Néanmoins, l’adoption de standards internationaux, comparables à ceux édictés par l’IVSC, n’est pas encore une réalité systématique en France. On constate par exemple que contrairement au Royaume-Uni, les synergies annoncées dans les fusions acquisitions de sociétés cotées n’ont pas besoin d’être revues par des évaluateurs indépendants, ce qui laisse aux analystes le soin de recommander ou non les annonces faites au marché.

En complément de ces régulations, des pratiques de place se sont développées et cette professionnalisation du métier de valorisation a constitué une avancée significative, limitant les risques de remise en question pour répondre pleinement aux exigences comptables et réglementaires.

Elle s’est d’ailleurs accompagnée d’une plus grande technicité des praticiens. Des modèles complexes, utilisant les capacités offertes pour les outils bureautiques toujours plus puissants ont été développés. Pour preuve, les expertises en évaluation et modélisation sont bien souvent regroupées au sein d’un même département dans les grands cabinets de conseil.

Ainsi, les évaluations reposent dans la quasi-totalité des cas toujours sur les mêmes approches : un raisonnement technique (souvent dans le calcul du taux d’actualisation) et quantitatif déconnecté des éléments qualitatifs qui, sur le fond, constituent le seul rationnel envisageable de la valeur d’une entreprise : à savoir la qualité du management, la profondeur du portefeuille R&D, la pertinence du positionnement concurrentiel ou bien encore la maîtrise industrielle…
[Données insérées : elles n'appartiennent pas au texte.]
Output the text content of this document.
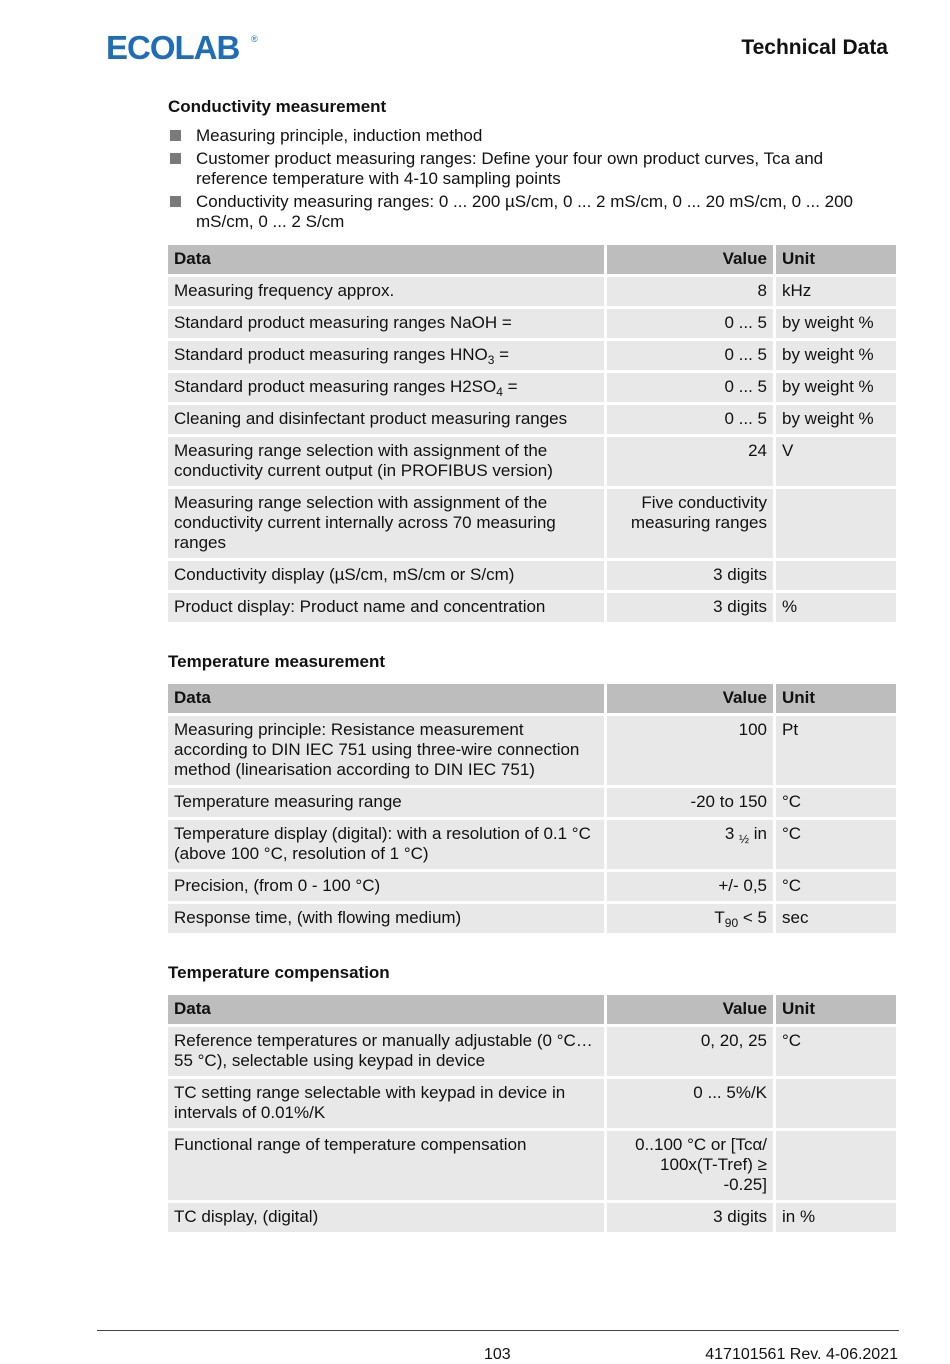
ECOLAB ®	Technical Data
Conductivity measurement
Measuring principle, induction method
Customer product measuring ranges: Define your four own product curves, Tca and reference temperature with 4-10 sampling points
Conductivity measuring ranges: 0 ... 200 µS/cm, 0 ... 2 mS/cm, 0 ... 20 mS/cm, 0 ... 200 mS/cm, 0 ... 2 S/cm
Data	Value	Unit
Measuring frequency approx.	8	kHz
Standard product measuring ranges NaOH =	0 ... 5	by weight %
Standard product measuring ranges $HNO_3$ =	0 ... 5	by weight %
Standard product measuring ranges $H2SO_4$ =	0 ... 5	by weight %
Cleaning and disinfectant product measuring ranges	0 ... 5	by weight %
Measuring range selection with assignment of the conductivity current output (in PROFIBUS version)	24	V
Measuring range selection with assignment of the conductivity current internally across 70 measuring ranges	Five conductivity measuring ranges	
Conductivity display (µS/cm, mS/cm or S/cm)	3 digits	
Product display: Product name and concentration	3 digits	%
Temperature measurement
Data	Value	Unit
Measuring principle: Resistance measurement according to DIN IEC 751 using three-wire connection method (linearisation according to DIN IEC 751)	100	Pt
Temperature measuring range	-20 to 150	°C
Temperature display (digital): with a resolution of 0.1 °C (above 100 °C, resolution of 1 °C)	3 $_{\frac{1}{2}}$ in	°C
Precision, (from 0 - 100 °C)	+/- 0,5	°C
Response time, (with flowing medium)	$T_{90} < 5$	sec
Temperature compensation
Data	Value	Unit
Reference temperatures or manually adjustable (0 °C…55 °C), selectable using keypad in device	0, 20, 25	°C
TC setting range selectable with keypad in device in intervals of 0.01%/K	0 ... 5%/K	
Functional range of temperature compensation	0..100 °C or [Tcα/ 100x(T-Tref) ≥ -0.25]	
TC display, (digital)	3 digits	in %
103	417101561 Rev. 4-06.2021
Des méthodologies et outils ont été développés pour sécuriser les évaluations

En effet, même si la pratique de place mentionnée précédemment a, dans les faits, grandement limité les « options » à la main des évaluateurs, plus question aujourd’hui de produire une conclusion dont on ne puisse prouver la robustesse, tant calculatoire que méthodologique. Les évaluateurs ont ainsi été conduits à adopter des méthodologies communes, mais se bornent de plus en plus à les appliquer sans les questionner.
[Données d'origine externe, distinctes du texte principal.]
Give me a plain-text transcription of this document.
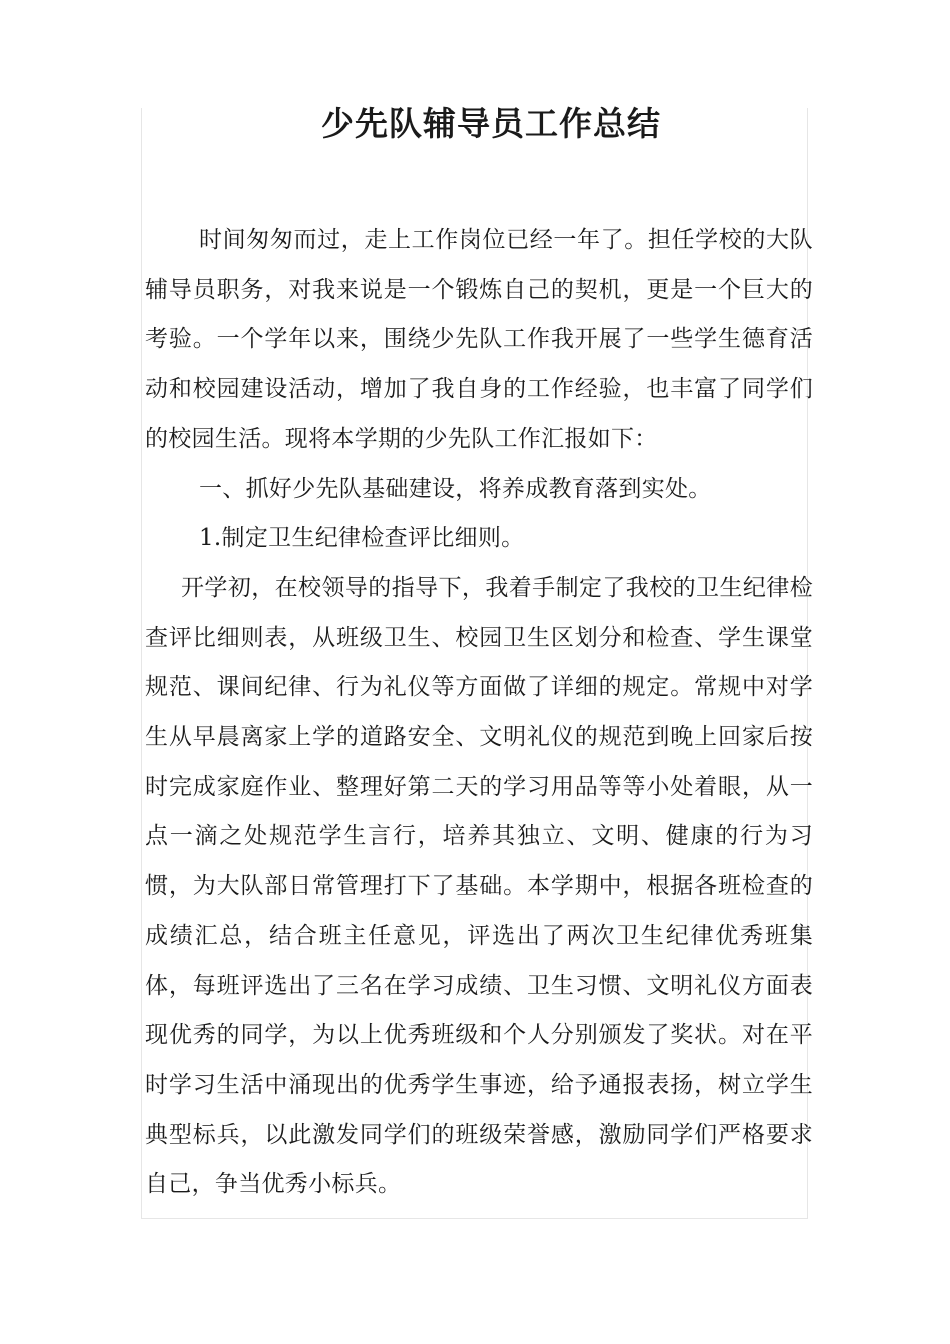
少先队辅导员工作总结

时间匆匆而过，走上工作岗位已经一年了。担任学校的大队辅导员职务，对我来说是一个锻炼自己的契机，更是一个巨大的考验。一个学年以来，围绕少先队工作我开展了一些学生德育活动和校园建设活动，增加了我自身的工作经验，也丰富了同学们的校园生活。现将本学期的少先队工作汇报如下：

一、抓好少先队基础建设，将养成教育落到实处。

1.制定卫生纪律检查评比细则。

开学初，在校领导的指导下，我着手制定了我校的卫生纪律检查评比细则表，从班级卫生、校园卫生区划分和检查、学生课堂规范、课间纪律、行为礼仪等方面做了详细的规定。常规中对学生从早晨离家上学的道路安全、文明礼仪的规范到晚上回家后按时完成家庭作业、整理好第二天的学习用品等等小处着眼，从一点一滴之处规范学生言行，培养其独立、文明、健康的行为习惯，为大队部日常管理打下了基础。本学期中，根据各班检查的成绩汇总，结合班主任意见，评选出了两次卫生纪律优秀班集体，每班评选出了三名在学习成绩、卫生习惯、文明礼仪方面表现优秀的同学，为以上优秀班级和个人分别颁发了奖状。对在平时学习生活中涌现出的优秀学生事迹，给予通报表扬，树立学生典型标兵，以此激发同学们的班级荣誉感，激励同学们严格要求自己，争当优秀小标兵。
La propension de tout évaluateur à développer des approches par actualisation de flux, les DCF, en est un exemple phare. Cette méthode, qui constitue indiscutablement l’approche la plus souvent mise en œuvre, permet de considérer qu’un actif n’a de valeur qu’à hauteur des flux bénéficiaires qu’il peut générer pour son propriétaire. Sa réalisation reste relativement simple, puisqu’il s’agit de reprendre les business plans, de leur adjoindre un taux d’actualisation, d’intégrer l’ensemble dans un modèle et d’aboutir ainsi à une référence de valeur.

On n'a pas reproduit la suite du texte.